Tanya Karpova
I am a Moscow-based ceramic sculptor working in Russia and internationally. In my practice, I explore the expressive potential of various ceramic materials, including porcelain.
Education
2023 Clay Residency | Get Art Fit
2021 Ceramic Workshop | Stroganov Russian State University of Design and Applied Arts
2020 Contemporary Ceramics | British Higher School of Art and Design
2006 Faculty of Graphic Arts | Moscow State University of Printing Arts

Selected Exhibitions
2024
— Cosmoscow 2024 International Contemporary Art Fair, Moscow
Traces of Life, solo exhibition, Saint Petersburg
Open in 100 Years, HSE Art and Design School, Moscow
— ART&CLAY, Manner-matter, Moscow
2023
1000 VASES, GALERIE JOSEPH, Paris
2021
— Win-win, Winzavod Center for Contemporary Art, Moscow
Contemporary Ceramics, Artplay, Moscow
I create ceramic objects that are born on the border between sleep and wakefulness, in the twilight of consciousness — where logic no longer functions, and images surface on their own: abandoned labyrinth-castles where there is nowhere to hide, half-ruined houses where colonnades recede into the distance and grow ever narrower, self-enclosed forms, stone plants, clusters of nocturnal energy and thoughts. These states are elusive, but in clay I try to give them weight, density, an almost bodily presence.
Fear, loneliness, the unknown, weightlessness, uncontrollable growth, being stuck — these images cannot be expressed in words; they are forms, masses, voids within.
What interests me is not simply fantasy, but precisely the moment of transition between sleep and wakefulness, when consciousness begins to weaken and images rise to the surface whose nature I do not fully understand.

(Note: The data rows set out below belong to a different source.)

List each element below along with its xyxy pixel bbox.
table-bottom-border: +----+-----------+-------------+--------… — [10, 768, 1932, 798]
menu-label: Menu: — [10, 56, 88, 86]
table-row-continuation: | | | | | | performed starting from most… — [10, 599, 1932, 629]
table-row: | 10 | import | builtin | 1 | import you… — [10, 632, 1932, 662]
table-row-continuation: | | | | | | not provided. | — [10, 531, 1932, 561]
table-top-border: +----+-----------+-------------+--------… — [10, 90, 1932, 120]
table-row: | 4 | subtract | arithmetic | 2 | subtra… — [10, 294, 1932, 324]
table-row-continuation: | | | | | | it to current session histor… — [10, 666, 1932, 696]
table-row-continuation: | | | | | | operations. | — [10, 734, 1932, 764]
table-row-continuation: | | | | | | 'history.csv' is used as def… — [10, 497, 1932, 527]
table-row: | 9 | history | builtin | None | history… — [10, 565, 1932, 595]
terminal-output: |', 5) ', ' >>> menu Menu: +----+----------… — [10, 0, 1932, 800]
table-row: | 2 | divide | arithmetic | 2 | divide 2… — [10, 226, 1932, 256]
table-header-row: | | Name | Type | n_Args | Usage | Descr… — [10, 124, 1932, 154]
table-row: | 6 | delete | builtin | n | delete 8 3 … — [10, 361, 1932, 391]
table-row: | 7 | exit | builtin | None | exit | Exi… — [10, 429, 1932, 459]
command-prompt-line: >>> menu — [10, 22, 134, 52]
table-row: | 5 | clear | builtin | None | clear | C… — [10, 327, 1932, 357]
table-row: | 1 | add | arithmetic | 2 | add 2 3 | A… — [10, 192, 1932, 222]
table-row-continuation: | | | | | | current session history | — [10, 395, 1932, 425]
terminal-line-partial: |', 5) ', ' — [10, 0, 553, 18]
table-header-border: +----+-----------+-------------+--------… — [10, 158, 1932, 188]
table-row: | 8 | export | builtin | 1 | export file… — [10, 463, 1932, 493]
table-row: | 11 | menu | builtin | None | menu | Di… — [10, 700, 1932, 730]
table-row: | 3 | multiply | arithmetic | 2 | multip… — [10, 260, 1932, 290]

It is the unconscious, like the memory of the body or its tension, yet the meaning of these images remains unclear. Images that are difficult to interpret and seem to come from something deep, and therefore mysterious. I sculpt by hand, using almost no tools, so that the form retains its inner tremor, vibration, imperfection, the feeling of dampness and haze. In dreams, words are not needed; everything there is built on sensations.
My objects are frozen fragments of a nocturnal dialogue. It is unfinished: meaning hangs in the air, the answer has not been found — but that is not so important; what matters is the process of the conversation itself. I try to hear myself through another voice. In ceramics, I do not create meaning — I create a field where that meaning can reveal itself.